Did you overclock your card in any way?
$100 = GTS 250
$150 = 5770
$250 = 5830
$300 = 5850
$400 = 5870
Your pick. The GTS 250 works just fine for today's games. (Bad Company 2 is decent on it with highest settings up.)
Honestly the best video card I've used to date is the GTX 260, but nVIDIA messed up drivers causing the card to overheat for no reason and my card was damaged. All we had spare my computer could run was an HD 5770, supposedly the equivalent of the GTX 260. We had an 8800 Ultra somewhere, I would've preferred that, but that card runs hot without driver issues and my setup has no video card cooling (Because it was setup for the HD5770 which doesn't need that.)
Now, switching from GTX 260 to HD5770 I can tell you these things. There are many games, ESPECIALLY source games, where the HD 5770 fails massively in comparison to the GTX 260. There is no game where the HD 5770 runs better than the GTX 260. Further to this, HD5770 only has 8xAA unless you use Radeon's special AA filters, but those not only make text unreadable, but cause severe lag in every game.
If you want a DirectX 11 video card, I would get the GTX 470, or wait for a lower end 400 series card that costs less. If a DX10 card, then GTX 260. ATI control panel is not only more complicated than nVIDIA's, but it has less options, and the GeForce cards have better AA and run better. Another nice thing about the new 400 series GeForce cards is 32xAA. 32xAA or 8xAA (Special Radeon AA filters aren't even worth mentioning, for the reasons I stated above), along with the GTX 470 being better than every single GPU radeon card on the market.
But now looking at it, GTX 260s have gotten considerably more expensive and GTS 250s considerably less effective.

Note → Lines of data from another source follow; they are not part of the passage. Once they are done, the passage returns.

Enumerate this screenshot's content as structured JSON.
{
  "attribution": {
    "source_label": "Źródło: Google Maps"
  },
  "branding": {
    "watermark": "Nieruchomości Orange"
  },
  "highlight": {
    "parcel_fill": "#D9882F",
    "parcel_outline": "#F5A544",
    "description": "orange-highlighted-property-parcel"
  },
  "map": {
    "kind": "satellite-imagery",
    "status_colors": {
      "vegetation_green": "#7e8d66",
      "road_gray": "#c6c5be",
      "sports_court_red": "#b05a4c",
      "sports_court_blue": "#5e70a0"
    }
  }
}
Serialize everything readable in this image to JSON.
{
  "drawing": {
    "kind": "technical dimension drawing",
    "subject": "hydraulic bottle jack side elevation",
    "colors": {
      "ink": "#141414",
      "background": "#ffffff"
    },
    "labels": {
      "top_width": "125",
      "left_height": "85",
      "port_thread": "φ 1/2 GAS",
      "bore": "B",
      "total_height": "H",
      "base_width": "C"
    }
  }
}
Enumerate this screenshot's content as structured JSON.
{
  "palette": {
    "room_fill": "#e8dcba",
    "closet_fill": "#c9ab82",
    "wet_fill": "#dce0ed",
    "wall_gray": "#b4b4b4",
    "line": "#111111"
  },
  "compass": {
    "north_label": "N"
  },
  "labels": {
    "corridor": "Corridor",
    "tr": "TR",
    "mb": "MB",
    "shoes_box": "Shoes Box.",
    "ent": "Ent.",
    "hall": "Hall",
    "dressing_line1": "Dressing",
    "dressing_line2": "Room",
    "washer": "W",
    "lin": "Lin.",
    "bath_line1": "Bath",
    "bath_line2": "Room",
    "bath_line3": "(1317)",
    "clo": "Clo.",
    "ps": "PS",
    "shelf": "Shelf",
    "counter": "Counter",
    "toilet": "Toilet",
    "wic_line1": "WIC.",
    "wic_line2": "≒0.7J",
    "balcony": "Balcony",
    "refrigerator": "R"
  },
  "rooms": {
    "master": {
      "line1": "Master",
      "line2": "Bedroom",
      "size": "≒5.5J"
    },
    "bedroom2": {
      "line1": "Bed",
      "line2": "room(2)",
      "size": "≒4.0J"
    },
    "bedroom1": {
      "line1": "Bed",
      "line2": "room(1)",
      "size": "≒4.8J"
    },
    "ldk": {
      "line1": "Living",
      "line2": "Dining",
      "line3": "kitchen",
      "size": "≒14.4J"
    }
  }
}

So maybe a GTS 250 would be a better choice, but there are some games even the GTX 260 won't get 60 FPS with everything at max, 16xAA and 16xAF, I imagine the GTS 250 would get even less.
This will last you for the next two and a half years at least. Just one handles Crysis on high everything.
One thing to watch out for on a new video card is that most of them now want dedicated power inputs from your PSU, do some research before finalising.